A Simple Personal Data Backup Setup

Until recently, my only computer was a 2013 MacBook Air. I backed it up using the included Time Machine system and an external spinning disk hard drive. With the nature of it being a laptop, I didn’t have the external drive plugged in all the time, and so I set a calendar reminder to do a weekly backup because I knew I wouldn’t do it daily. It’s embarrassing to admit that even as a ‘tech professional’, there were plenty of weeks that I skipped backing up my content. I was used to the computer working all the time, I was busy and I always had some excuse to ignore the reminders. MacOS Notifications would beg me to do something:

It has been 3 weeks since you backed up your computer!
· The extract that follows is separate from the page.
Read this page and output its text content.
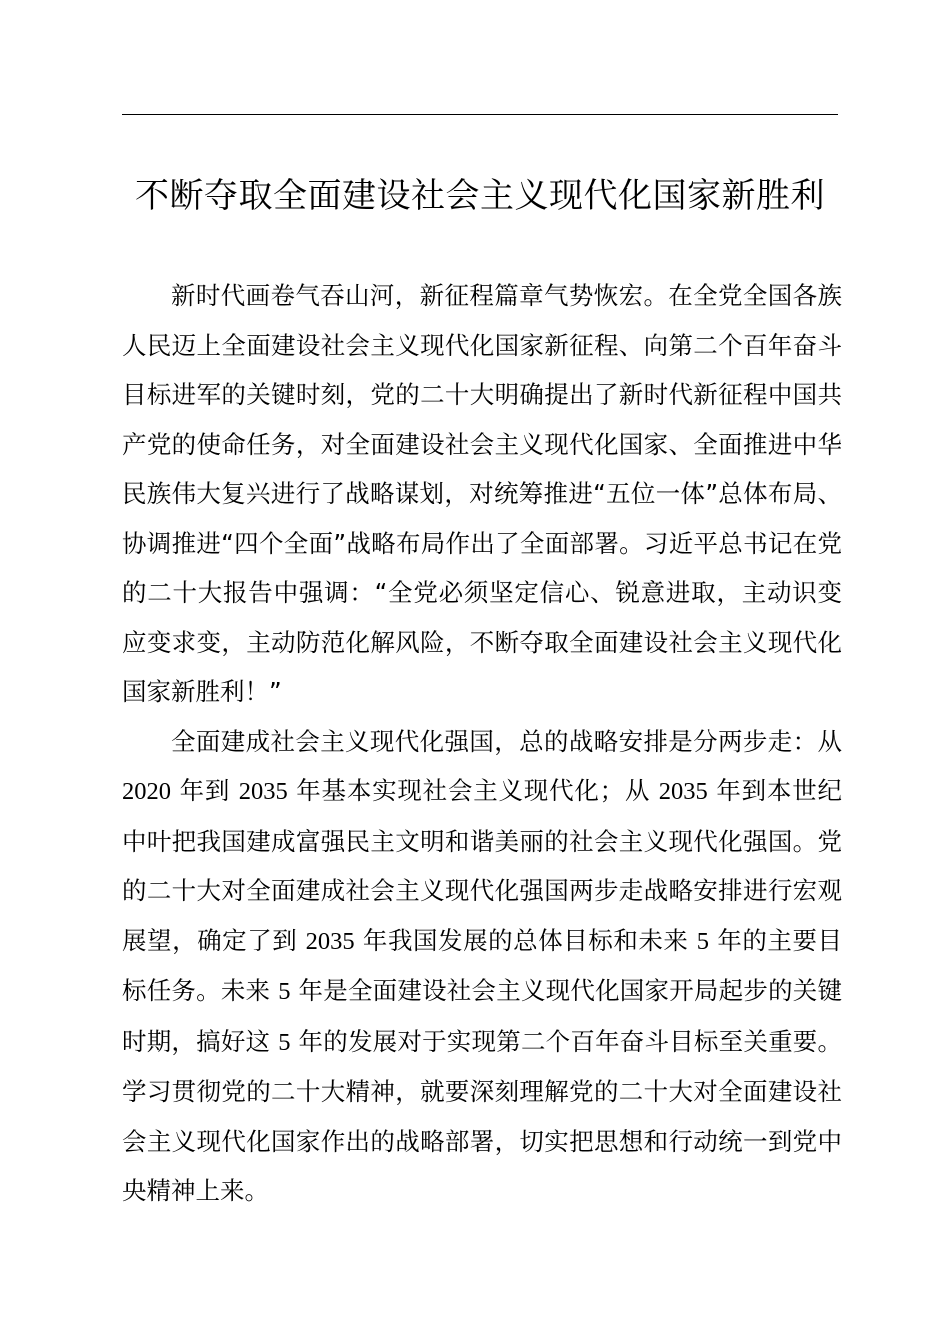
不断夺取全面建设社会主义现代化国家新胜利

新时代画卷气吞山河，新征程篇章气势恢宏。在全党全国各族人民迈上全面建设社会主义现代化国家新征程、向第二个百年奋斗目标进军的关键时刻，党的二十大明确提出了新时代新征程中国共产党的使命任务，对全面建设社会主义现代化国家、全面推进中华民族伟大复兴进行了战略谋划，对统筹推进“五位一体”总体布局、协调推进“四个全面”战略布局作出了全面部署。习近平总书记在党的二十大报告中强调：“全党必须坚定信心、锐意进取，主动识变应变求变，主动防范化解风险，不断夺取全面建设社会主义现代化国家新胜利！”

全面建成社会主义现代化强国，总的战略安排是分两步走：从 2020 年到 2035 年基本实现社会主义现代化；从 2035 年到本世纪中叶把我国建成富强民主文明和谐美丽的社会主义现代化强国。党的二十大对全面建成社会主义现代化强国两步走战略安排进行宏观展望，确定了到 2035 年我国发展的总体目标和未来 5 年的主要目标任务。未来 5 年是全面建设社会主义现代化国家开局起步的关键时期，搞好这 5 年的发展对于实现第二个百年奋斗目标至关重要。学习贯彻党的二十大精神，就要深刻理解党的二十大对全面建设社会主义现代化国家作出的战略部署，切实把思想和行动统一到党中央精神上来。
You're asking for data loss chump!

It’s pretty obvious that in order for it to function properly, you need an automatic backup system. Otherwise, human complacency and laziness take over. Your data needs to be backed up without any input from you. Having recently undertaken an initiative to upgrade and enhance my personal technology setup, I knew I could do better.

My Overall Requirements

  1. Multiple copies of my data to survive hardware/software failure.
  2. Live data synchronization between my MacBook and new Linux Workstation.
  3. Snapshots available for restore.
  4. Remote copies of my data.

The Guiding Principle - 3,2,1

This is something that is obvious, but it really is the bare minimum, even for your personal data. The 3,2,1 rule states that you need:

  • 3 backups: 3 total copies of your data.
  • 2 local: 2 locally available copies.
  • 1 remote: 1 off-site copy.

If you satisfy these requirements, your chance of data loss is incredibly slim.

Local First

There are many fancy approaches to create local, automatic, backup systems. Fundamentally, they lean on having a dedicated device, on-prem, holding your data. These options included:

  • Purpose-built Network Attached Storage with multiple storage bays
  • Raspberry Pi with added hardware
  • Full Data Server

For my needs, these were a little overkill. I wasn’t planning on using my backup as a streaming source or personal media server. I just really needed my data to be synchronized between my Macbook and my Linux Workstation. Surely there must be a simple solution for this? Luckily for me, I found Syncthing. I am very satisfied with the operational simplicity of this tool. I can just point the app to my data folder on each device, and it does the rest. The included ignore pattern functionality is also very useful in reducing the synchronization data volume amount. The nice effect of live synchronization is that the data changes are immediately reflected on the other machine.

However, even though live synchronization maintains two copies of my data it is not a replacement for true backups! What if the data became corrupted on one device? The daemon would sync this corruption to the other device and I would lose content! This is what versioned backups prevent by creating snapshots of your data at certain points in time. Because my use case is simple, I am delegating versioned backups to the remote backup element.

Remote Backups

With a live synchronization system working locally, I set out to add a remote backup portion to the setup. My personal stuff is not mission-critical. Maybe yours is, but mine isn’t, so a remote backup frequency of once per day was enough. Anyways, I settled on the following requirements:

  1. Inexpensive: I don’t want to break the bank.
  2. Encrypted: I’m not a privacy nut, but something still feels wrong about giving someone else carte blanche access to my data.
  3. Scheduled: I would like this backup to run once a day.
  4. Open-Source: This is important for two reasons: I don’t want to be locked-in and I want to be sure the app does what it says it does.

To make a long story short; I ended up using anacron and duplicity with Backblaze B2 on my Linux Workstation.

Anacron allows task scheduling for devices that are not always on. So if you schedule something to run once a day, as long as your computer is on for a portion of the day; it will run.

Duplicity is an amazing all-in-one encryption and upload command-line backup tool. It supports full and partial backups along with support for most cloud providers. I set it up to delete the partial incremental backups after 30 days and do a full backup to save space in the long run.

Backblaze B2 is an solid, inexpensive online storage provider. It provided all the features I needed and is compatible with duplicity out of the box.

The following is templated copy of my backup script. Please note the firefox profile backup and the use of systemd-inhibit to prevent shutting down the computer while the backup is in progress:

# Sync firefox profile into data folder
rsync -a {{FIRFOX_FOLDER}} {{DATA_FOLDER}}

# Push latest changes to cloud
systemd-inhibit --why="Daily Backup In-Progress" duplicity \
    --verbosity 8 \
    {{DATA_FOLDER}} \
    {{CLOUD_ENPOINT_AND_API_KEY}} \
    --asynchronous-upload \
    --full-if-older-than 1M \
    --allow-source-mismatch \
    >> {{LOG_FILE}}
    
echo "personal backup complete ($(date))" >> {{LOG_FILE}}

Epilogue

Since setting up this system, not a single part of has failed. And maybe, it never will. But I am no longer embarrassed of my backup system and I sleep a little better at night. Please take this as a reminder to back your important stuff up. Hopefully you’ll never have to thank me!